Transferring data from RAM (or even worse, from disk/network) can result in the CPU stalling or not being able to do any useful work. This makes chaining operations especially important.
The Computers Are Fast website does an excellent job of illustrating these performance impacts with real code.
Hashing is an important part not only of Dask but also of computer science in general. Dask uses hashing to convert complex data types into integers to assign the data to the correct partition. Hashing is generally a "one-way" operation that embeds the larger key space into a smaller key space. For many operations, like assigning data to the correct partitions, you want hashing to be fast. However, for tasks like pseudonymization and passwords, you intentionally choose slower hashing algorithms and frequently add more iterations to make it more difficult to reverse. It’s important to pick the right hashing algorithm to match your purposes, since the different behaviors could be a feature in one use case but a bug in the other.

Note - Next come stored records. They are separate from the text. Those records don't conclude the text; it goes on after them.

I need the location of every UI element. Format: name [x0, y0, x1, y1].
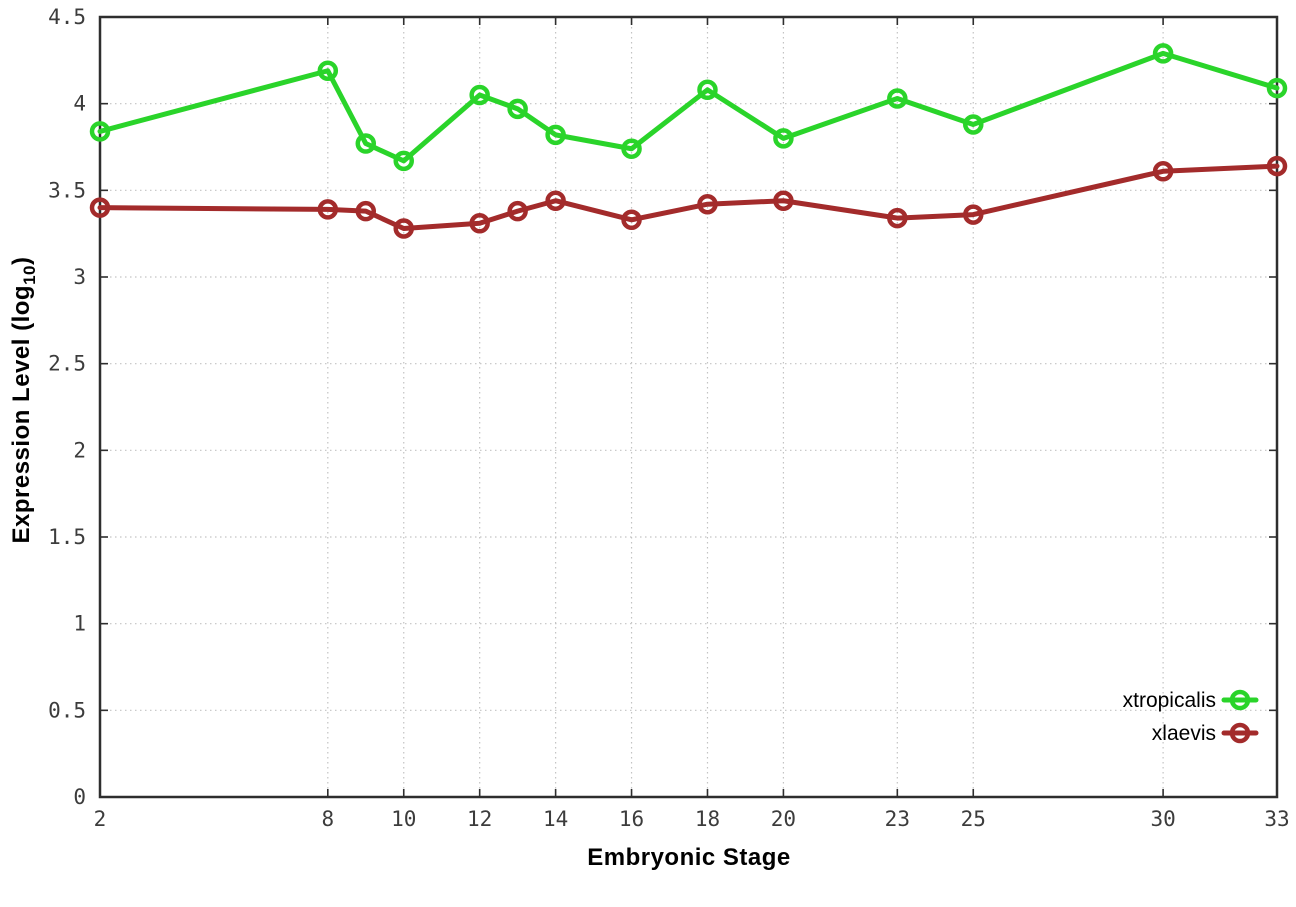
x-tick-label: 18 — [695, 807, 720, 831]
series-line-xtropicalis — [97, 50, 1280, 164]
y-tick-label: 4.5 — [48, 5, 86, 29]
data-point-xtropicalis — [697, 79, 718, 101]
y-tick-label: 3.5 — [48, 178, 86, 202]
data-point-xtropicalis — [545, 124, 566, 146]
legend-sample-marker-xlaevis — [1229, 722, 1251, 744]
x-tick-label: 8 — [321, 807, 334, 831]
x-tick-label: 16 — [619, 807, 644, 831]
x-tick-label: 10 — [391, 807, 416, 831]
data-point-xlaevis — [1266, 155, 1288, 177]
x-tick-label: 33 — [1264, 807, 1289, 831]
data-point-xlaevis — [317, 199, 339, 220]
y-tick-label: 1.5 — [48, 525, 86, 549]
plot-border — [98, 15, 1279, 799]
data-point-xtropicalis — [621, 138, 642, 159]
data-point-xlaevis — [469, 213, 490, 234]
series-line-xlaevis — [97, 163, 1280, 231]
data-point-xtropicalis — [317, 60, 339, 81]
y-tick-label: 0.5 — [48, 698, 86, 722]
tick-marks — [99, 16, 1278, 798]
y-axis-label: Expression Level (log10) — [8, 257, 40, 544]
plot-border-group — [98, 15, 1279, 799]
data-point-xlaevis — [621, 209, 642, 231]
data-point-xlaevis — [507, 200, 528, 222]
data-point-xlaevis — [887, 207, 908, 229]
x-tick-label: 23 — [885, 807, 910, 831]
y-axis-label-text: Expression Level (log — [8, 284, 36, 544]
legend-label-xlaevis: xlaevis — [1152, 722, 1216, 745]
legend-label-xtropicalis: xtropicalis — [1123, 689, 1216, 712]
y-tick-label: 4 — [73, 92, 86, 116]
data-point-xtropicalis — [507, 98, 528, 120]
legend-sample-marker-xtropicalis — [1229, 689, 1251, 711]
data-point-xlaevis — [1152, 161, 1174, 182]
y-axis-label-close: ) — [8, 256, 36, 266]
series-xlaevis — [89, 155, 1288, 239]
data-point-xtropicalis — [887, 88, 908, 109]
data-point-xtropicalis — [393, 150, 414, 172]
x-tick-label: 30 — [1150, 807, 1175, 831]
y-tick-label: 1 — [73, 612, 86, 636]
y-tick-label: 2 — [73, 438, 86, 462]
data-point-xlaevis — [773, 190, 794, 211]
series-xtropicalis — [89, 43, 1288, 172]
y-tick-label: 2.5 — [48, 352, 86, 376]
data-point-xtropicalis — [773, 128, 794, 149]
data-point-xtropicalis — [355, 133, 377, 154]
data-point-xtropicalis — [89, 121, 111, 142]
x-tick-label: 2 — [94, 807, 107, 831]
data-point-xlaevis — [545, 190, 566, 211]
data-point-xlaevis — [355, 200, 377, 222]
data-point-xtropicalis — [1266, 77, 1288, 99]
data-point-xlaevis — [697, 193, 718, 215]
data-point-xtropicalis — [469, 84, 490, 106]
y-tick-label: 3 — [73, 265, 86, 289]
x-tick-label: 20 — [771, 807, 796, 831]
x-axis-label: Embryonic Stage — [587, 844, 791, 871]
y-tick-label: 0 — [73, 785, 86, 809]
data-point-xlaevis — [89, 197, 111, 218]
gridlines — [99, 16, 1278, 798]
data-point-xtropicalis — [963, 114, 984, 135]
x-tick-label: 12 — [467, 807, 492, 831]
x-tick-label: 14 — [543, 807, 568, 831]
tick-labels: 0 0.5 1 1.5 2 2.5 3 3.5 4 4.5 2 8 10 12 14 16 18 20 23 25 30… — [48, 5, 1290, 831]
legend: xtropicalis xlaevis — [1123, 689, 1259, 745]
data-point-xlaevis — [963, 204, 984, 225]
data-point-xlaevis — [393, 218, 414, 239]
y-axis-label-subscript: 10 — [19, 265, 39, 285]
data-point-xtropicalis — [1152, 43, 1174, 64]
x-tick-label: 25 — [961, 807, 986, 831]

Data transfer costs can quickly overwhelm data compute costs for simple computation. When possible, scheduling tasks on nodes that already have the data is often much faster since the task has to be scheduled somewhere (e.g., you pay the network cost of copying the task regardless), but you can avoid moving the data if you put the task in the right place. Network copies are also generally slower than disk.

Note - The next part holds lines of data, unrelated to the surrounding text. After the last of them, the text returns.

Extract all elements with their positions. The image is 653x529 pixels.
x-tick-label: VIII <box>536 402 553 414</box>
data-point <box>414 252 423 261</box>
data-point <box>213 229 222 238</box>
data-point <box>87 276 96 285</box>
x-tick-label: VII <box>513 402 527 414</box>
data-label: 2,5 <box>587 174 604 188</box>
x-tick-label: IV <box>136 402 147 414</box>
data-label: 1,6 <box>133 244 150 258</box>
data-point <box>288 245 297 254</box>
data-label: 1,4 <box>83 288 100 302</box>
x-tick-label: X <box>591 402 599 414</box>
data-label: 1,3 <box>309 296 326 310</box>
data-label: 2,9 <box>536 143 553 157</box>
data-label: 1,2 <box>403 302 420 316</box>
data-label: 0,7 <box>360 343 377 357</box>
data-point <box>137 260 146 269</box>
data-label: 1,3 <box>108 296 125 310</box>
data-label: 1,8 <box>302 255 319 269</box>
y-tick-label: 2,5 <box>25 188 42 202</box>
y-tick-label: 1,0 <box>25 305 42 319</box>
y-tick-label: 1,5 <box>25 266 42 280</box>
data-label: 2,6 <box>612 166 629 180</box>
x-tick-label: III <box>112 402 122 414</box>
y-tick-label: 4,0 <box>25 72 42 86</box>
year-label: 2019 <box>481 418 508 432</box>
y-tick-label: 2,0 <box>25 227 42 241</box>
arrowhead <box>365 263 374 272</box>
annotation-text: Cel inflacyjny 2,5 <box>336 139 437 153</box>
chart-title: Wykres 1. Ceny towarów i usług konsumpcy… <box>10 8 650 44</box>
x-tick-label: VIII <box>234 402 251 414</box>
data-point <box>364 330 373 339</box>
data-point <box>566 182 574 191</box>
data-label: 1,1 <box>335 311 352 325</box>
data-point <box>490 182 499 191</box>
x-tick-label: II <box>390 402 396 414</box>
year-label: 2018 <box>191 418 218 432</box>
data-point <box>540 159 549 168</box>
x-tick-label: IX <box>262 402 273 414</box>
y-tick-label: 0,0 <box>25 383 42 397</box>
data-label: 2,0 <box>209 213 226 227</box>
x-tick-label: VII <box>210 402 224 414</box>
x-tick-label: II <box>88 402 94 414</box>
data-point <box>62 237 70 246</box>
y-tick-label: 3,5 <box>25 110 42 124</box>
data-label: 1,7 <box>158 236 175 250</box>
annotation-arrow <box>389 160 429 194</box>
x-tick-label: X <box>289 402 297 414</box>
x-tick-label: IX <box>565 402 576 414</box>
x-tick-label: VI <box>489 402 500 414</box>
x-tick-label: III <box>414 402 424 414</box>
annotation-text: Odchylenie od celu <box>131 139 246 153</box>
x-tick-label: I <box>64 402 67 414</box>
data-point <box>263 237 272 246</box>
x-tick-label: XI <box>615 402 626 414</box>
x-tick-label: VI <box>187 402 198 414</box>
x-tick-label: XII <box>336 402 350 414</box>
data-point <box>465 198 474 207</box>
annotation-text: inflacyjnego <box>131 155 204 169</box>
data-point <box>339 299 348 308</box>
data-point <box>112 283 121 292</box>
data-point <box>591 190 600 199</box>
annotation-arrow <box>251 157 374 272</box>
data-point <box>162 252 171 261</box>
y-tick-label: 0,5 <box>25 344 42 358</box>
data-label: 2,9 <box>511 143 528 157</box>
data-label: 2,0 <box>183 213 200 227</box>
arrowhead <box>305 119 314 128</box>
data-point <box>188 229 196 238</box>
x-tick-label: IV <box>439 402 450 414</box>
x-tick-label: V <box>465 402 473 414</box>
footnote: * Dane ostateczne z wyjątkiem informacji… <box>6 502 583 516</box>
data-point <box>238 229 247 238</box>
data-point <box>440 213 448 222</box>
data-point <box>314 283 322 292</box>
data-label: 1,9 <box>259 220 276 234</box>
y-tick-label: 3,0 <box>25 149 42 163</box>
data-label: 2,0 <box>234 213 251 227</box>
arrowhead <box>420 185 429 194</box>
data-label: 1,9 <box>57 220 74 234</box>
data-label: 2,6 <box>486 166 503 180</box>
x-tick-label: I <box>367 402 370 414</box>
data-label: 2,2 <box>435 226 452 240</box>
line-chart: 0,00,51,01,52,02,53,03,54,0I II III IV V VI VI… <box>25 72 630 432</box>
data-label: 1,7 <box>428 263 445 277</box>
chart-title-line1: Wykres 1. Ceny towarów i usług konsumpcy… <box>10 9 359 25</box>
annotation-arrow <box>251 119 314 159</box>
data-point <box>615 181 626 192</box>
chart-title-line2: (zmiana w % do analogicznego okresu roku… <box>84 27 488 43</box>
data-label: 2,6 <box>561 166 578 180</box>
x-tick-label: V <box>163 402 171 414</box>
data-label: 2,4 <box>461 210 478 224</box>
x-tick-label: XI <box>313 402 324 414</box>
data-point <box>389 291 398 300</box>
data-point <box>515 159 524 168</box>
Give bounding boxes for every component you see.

Dask allows you to specify a desired worker in your client.submit
with workers=
. Also, if you have data that is going to be accessed everywhere, rather than doing a regular scatter, you can broadcast it by adding broadcast=True
so that all workers have a full copy of the collection.

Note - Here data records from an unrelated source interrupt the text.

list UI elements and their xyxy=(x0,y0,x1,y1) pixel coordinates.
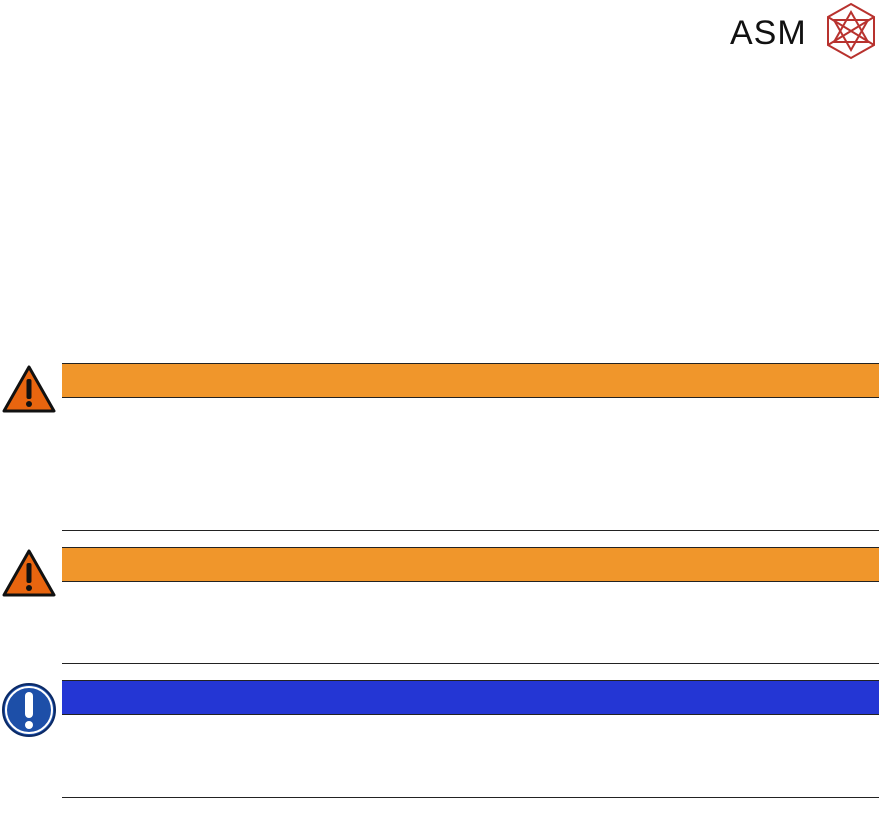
separator xyxy=(62,663,879,664)
warning-icon xyxy=(2,549,56,597)
warning-icon xyxy=(2,365,56,413)
warning-bar xyxy=(62,363,879,398)
separator xyxy=(62,797,879,798)
logo-text: ASM xyxy=(730,14,807,52)
separator xyxy=(62,530,879,531)
logo-icon xyxy=(827,2,875,60)
notice-bar xyxy=(62,680,879,715)
warning-bar xyxy=(62,547,879,582)
notice-icon xyxy=(2,683,56,737)
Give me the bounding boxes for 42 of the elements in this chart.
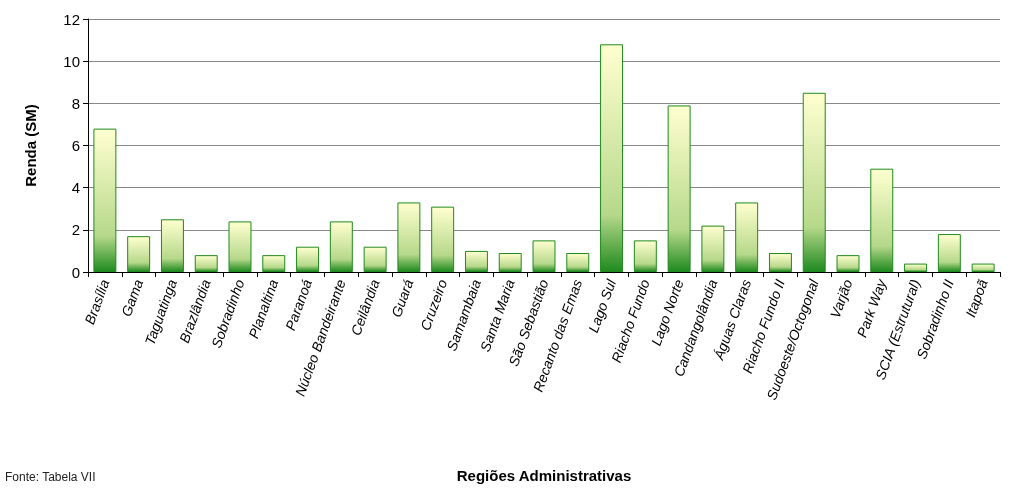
bar [701,225,725,272]
x-tick-label: Itapoã [962,277,991,320]
y-tick-label: 8 [71,94,80,112]
bar [802,92,826,272]
bar [498,253,522,272]
x-tick-label: Gama [118,277,147,319]
bar [262,255,286,272]
bar [296,246,320,272]
bar [194,255,218,272]
y-tick-label: 10 [63,52,80,70]
x-tick-label: Lago Sul [585,276,620,335]
bar [363,246,387,272]
bar [228,221,252,272]
x-tick-label: Varjão [826,277,856,321]
bar [566,253,590,272]
bar [667,105,691,272]
bar [93,128,117,272]
bar [127,236,151,272]
y-tick-label: 6 [71,137,80,154]
bar [904,263,928,272]
x-tick-label: Guará [388,277,417,320]
y-tick-label: 0 [71,263,80,281]
y-tick-label: 12 [63,10,80,28]
bar [768,253,792,272]
bar [870,168,894,272]
bar [735,202,759,272]
bar [532,240,556,272]
bar [836,255,860,272]
source-note: Fonte: Tabela VII [5,470,96,484]
bar [971,263,995,272]
bar [160,219,184,272]
x-axis-title: Regiões Administrativas [456,467,632,484]
bar [464,250,488,272]
bar [431,206,455,272]
bar [633,240,657,272]
bar [329,221,353,272]
bar [937,234,961,272]
bar [600,44,624,272]
y-axis-title: Renda (SM) [22,104,39,187]
bar [397,202,421,272]
y-tick-label: 4 [71,179,80,197]
y-tick-label: 2 [71,221,80,239]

In most software development the concept of exactly once is so much of a given that we don’t even think of it as a requirement. For example, doubly applied debits or credits to a bank account could be catastrophic. Exactly-once execution in Dask requires the use of external systems because of Dask’s approach to fault tolerance. A common approach is to use a database (distributed or non-distributed) along with transactions to ensure exactly-once execution.
Not all distributed systems have this challenge. Systems in which the inputs and outputs are controlled and fault tolerance is achieved by redundant writes have an easier time with exactly-once execution. Some systems that use re-compute on failure are still able to offer exactly-once execution by integrating distributed locks.
Distributed systems are fun, but as you can see from the distributed systems concepts, they add a substantial amount of overhead. If you don’t need distributed systems, then using Dask in local mode and using local data stores can greatly simplify your life. Regardless of whether you decide on local mode or distributed, having an understanding of general systems concepts will help you build better Dask pipelines.